Building a Smart Kubernetes Monitor

Using AI to Debug Kubernetes Issues

Posted by Cristina Junca on July 22, 2025 · 6 mins read

I think many are familiar with the following scenario: being on call and getting paged in the middle of the night, opening the alert and staring at it thinking: okay… what now?

This project started with that feeling.

The idea

I wanted to build something small and practical:
a tool that not only tells me that something is wrong in my Kubernetes cluster, but also helps me understand why and maybe what to do next.

So I created smart-k8s-monitor:
a tiny system that monitors Kubernetes workloads, detects issues (like pods restarting too often) and sends those alerts to a local AI model. The model reads the alert and suggests a possible fix, which then gets forwarded to Discord.

You can replace Discord with Slack, Microsoft Teams or whatever you use internally.

The LLM I use is Mistral, running locally via Ollama.
No API keys, no network traffic to OpenAI.
I didn’t want to send sensitive data to a third-party provider. Security and privacy matter. Having your own local LLM gives you full control.

I chose the Mistral model mainly because of its smaller size and quick startup. It’s fast enough to run locally on a laptop and still gives reasonable responses. If you want something larger or more capable, Ollama supports a whole list of models: https://ollama.com/library. For example, llama3 (more powerful, but larger) or codellama (code focused).

In this project I am choosing to deploy locally just because it is a Proof-of-Concept. In a real-world enterprise environment, I would probably use Docker containers running in a cloud VM (AWS EC2, GCP Compute Engine) or deploy it inside a Kubernetes cluster as a service. This way, the LLM still runs within the company’s infrastructure boundaries (no data living your organization) which is critical when dealing with internal service names, credentials or failure details.


How it works

It looks like this:

crashy pod → Prometheus alert → Alertmanager → Python webhook → LLM (Mistral) → Discord

Since this is a proof-of-concept, I deployed the entire project locally. I’ve used:

  • Minikube for the cluster
  • Helm for installing Prometheus stack
  • Python + Flask for the alert handler
  • Ollama for local LLM inference
  • Ngrok to expose the webhook to the cluster

What you get

Once it’s set up, you can:

  • Simulate a crashing pod
  • Get alerted when that pod enters CrashLoopBackOff
  • Have the AI respond with something like:

    “This may be due to a missing config or an invalid image. Try running kubectl describe pod to get more detail.”
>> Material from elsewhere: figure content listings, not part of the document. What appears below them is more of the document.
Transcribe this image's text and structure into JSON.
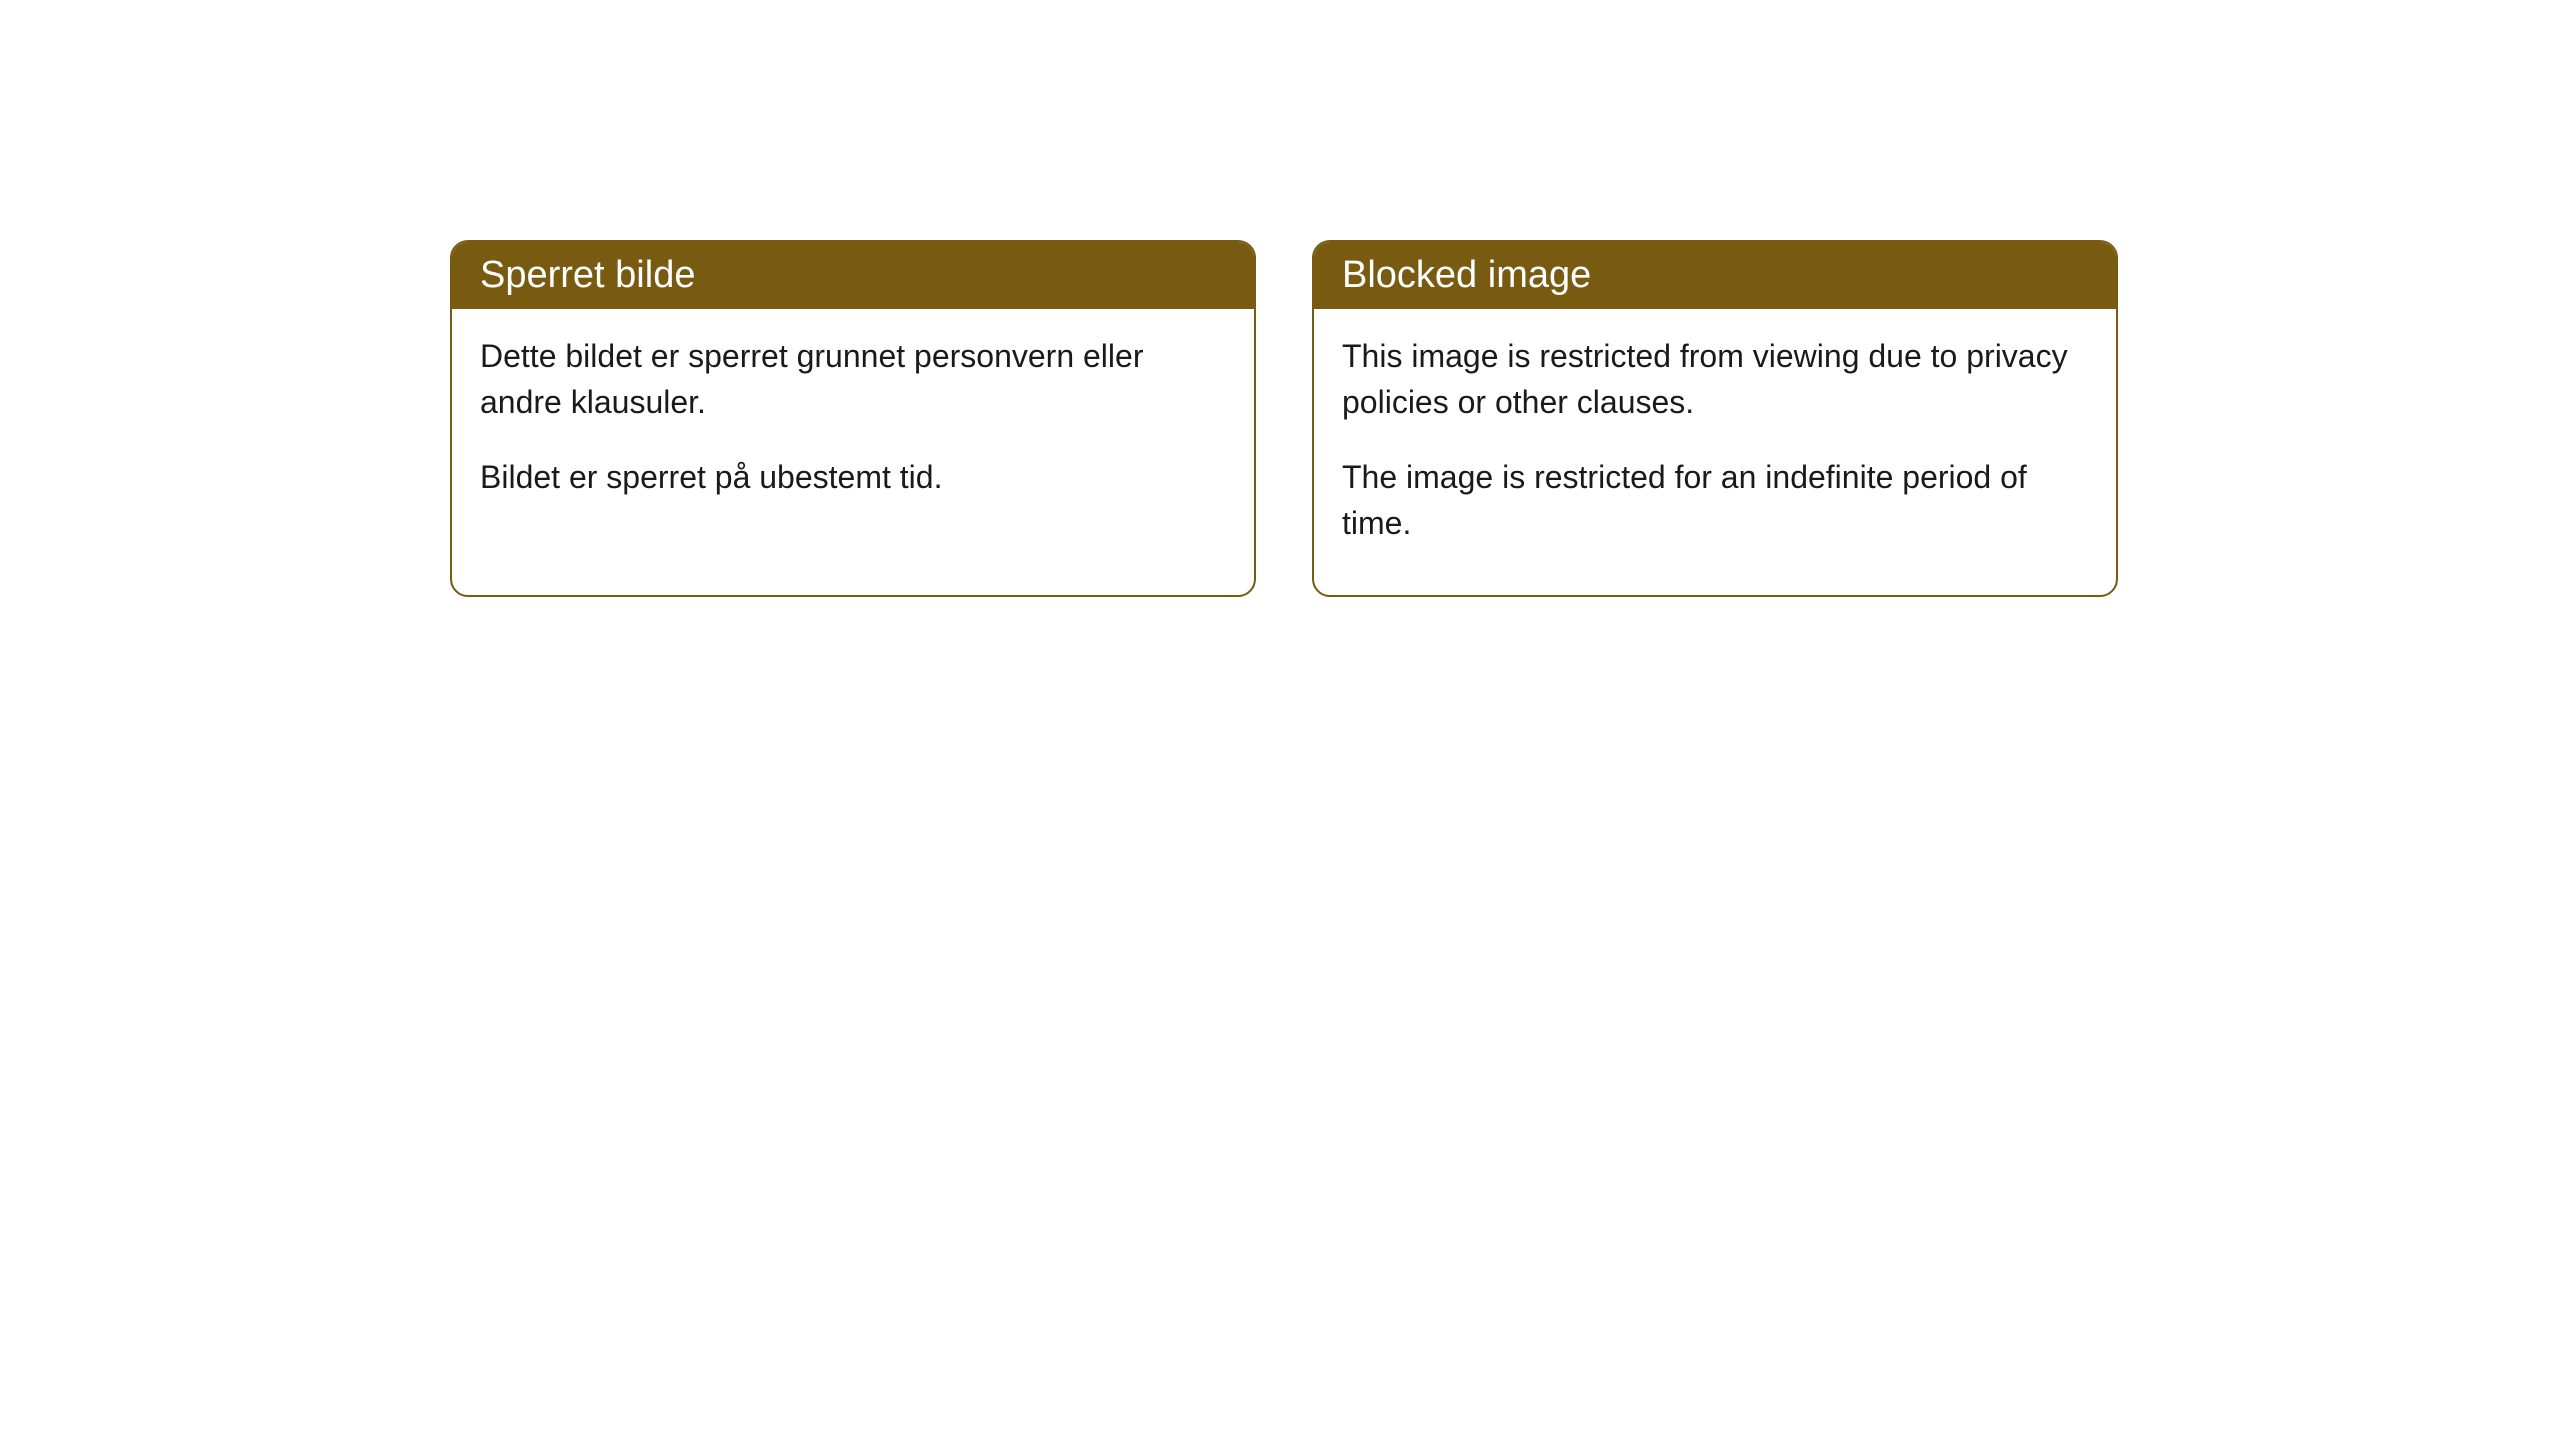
{
  "cards": [
    {
      "title": "Sperret bilde",
      "paragraph1": "Dette bildet er sperret grunnet personvern eller andre klausuler.",
      "paragraph2": "Bildet er sperret på ubestemt tid."
    },
    {
      "title": "Blocked image",
      "paragraph1": "This image is restricted from viewing due to privacy policies or other clauses.",
      "paragraph2": "The image is restricted for an indefinite period of time."
    }
  ],
  "styling": {
    "header_bg_color": "#785b11",
    "header_text_color": "#ffffff",
    "border_color": "#785b11",
    "body_bg_color": "#ffffff",
    "body_text_color": "#1a1a1a",
    "border_radius": 18,
    "header_fontsize": 38,
    "body_fontsize": 32
  }
}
Sometimes that’s enough to nudge you in the right direction, especially at 3 a.m. when your brain isn’t firing at full capacity.


Some lessons

I learned a lot while building this project:

  • Testing alert delivery can be tricky. I had to create a “crashy” pod that deliberately fails so I could simulate CrashLoopBackOff. That part worked well, but verifying the alert fired, that it matched the right rule and that it reached my webhook took several steps. I relied a lot on Prometheus UI and logs from the alertmanager pod.
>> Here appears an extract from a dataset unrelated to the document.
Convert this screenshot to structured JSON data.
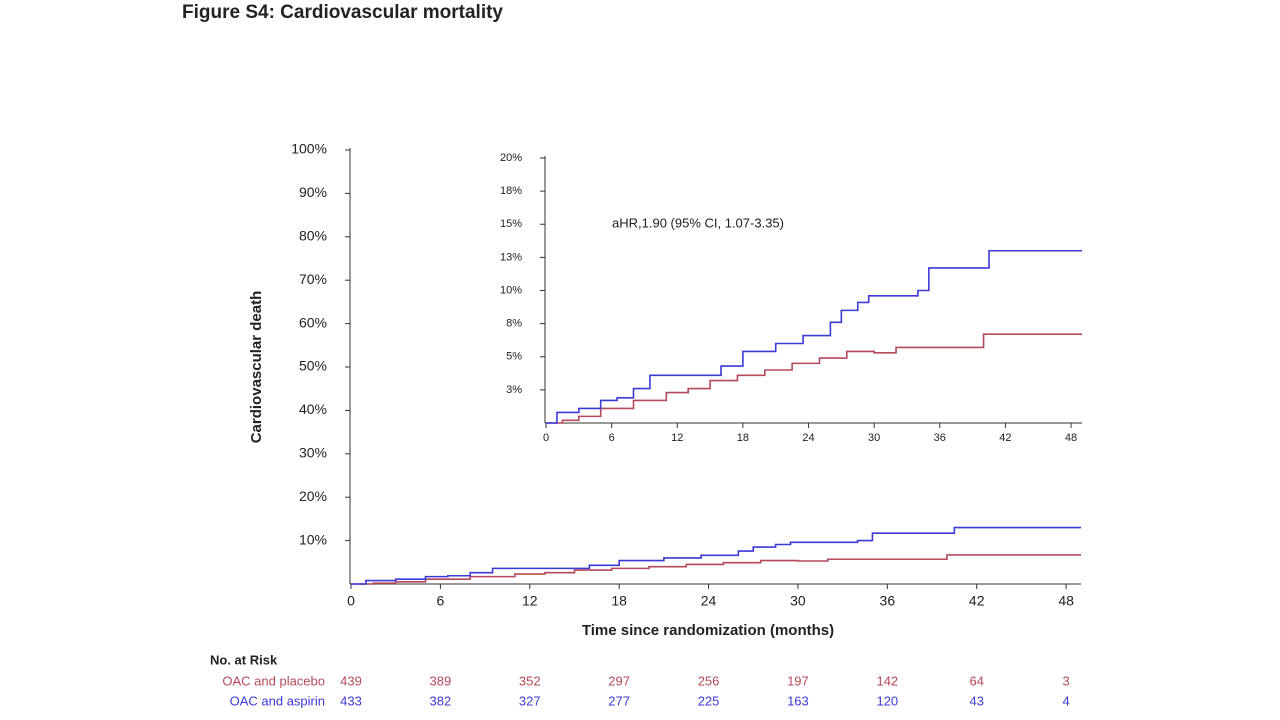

  • Alertmanager routing is fragile. If your routing config is off (e.g. missing a receiver or misplacing a route), Alertmanager will silently fail to load the config and no alert will get delivered. In my case, it turned out I needed to define a fallback “null” receiver to satisfy the Prometheus Operator’s validation rules.

  • Filtering only specific alerts requires careful config. I wanted to only forward custom alerts (like HighPodRestarts) to Discord. That required setting up match rules correctly and defining routes in the right order. A misplaced matcher would cause all alerts to go to the webhook or none at all.
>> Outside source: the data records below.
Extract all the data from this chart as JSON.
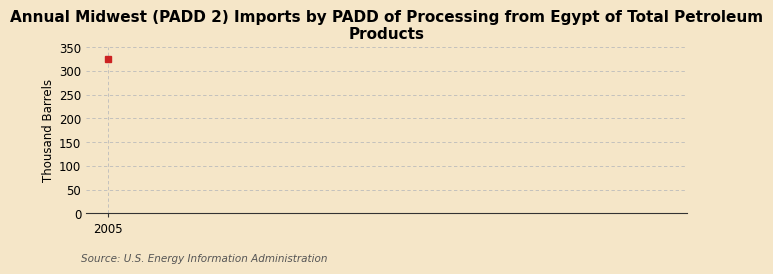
{
  "title": "Annual Midwest (PADD 2) Imports by PADD of Processing from Egypt of Total Petroleum\nProducts",
  "ylabel": "Thousand Barrels",
  "source": "Source: U.S. Energy Information Administration",
  "background_color": "#f5e6c8",
  "data_x": [
    2005
  ],
  "data_y": [
    325
  ],
  "marker_color": "#cc2222",
  "marker_size": 4,
  "ylim": [
    0,
    350
  ],
  "yticks": [
    0,
    50,
    100,
    150,
    200,
    250,
    300,
    350
  ],
  "xlim": [
    2004.3,
    2023.5
  ],
  "xticks": [
    2005
  ],
  "grid_color": "#bbbbbb",
  "vline_color": "#bbbbbb",
  "title_fontsize": 11,
  "label_fontsize": 8.5,
  "tick_fontsize": 8.5,
  "source_fontsize": 7.5
}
  • Ollama doesn’t tell you if a model is already running. So when I tried to run mistral while llama3 was still loaded, I got timeouts instead of a clear error. You need to stop one model before starting another.

  • It’s worth having help at 3 a.m. Sometimes you’re too tired to troubleshoot and just having a second “brain” that gives you a suggestion like “Check the init container logs” can save time and frustration. That’s really what this was about: reducing friction in moments when you need support the most and none of your colleagues may be available or awake.

But I also realized that building this was fun. It gave me ideas for how AI can support operations work in small, lightweight ways. Not as a replacement, but as a second pair of eyes.


Try it

All the code and instruction are here:
👉 https://github.com/cristina-sirbu/smart-k8s-monitor

And if you’re interested in combining observability with AI, feel free to fork it and adapt it to your own workflows.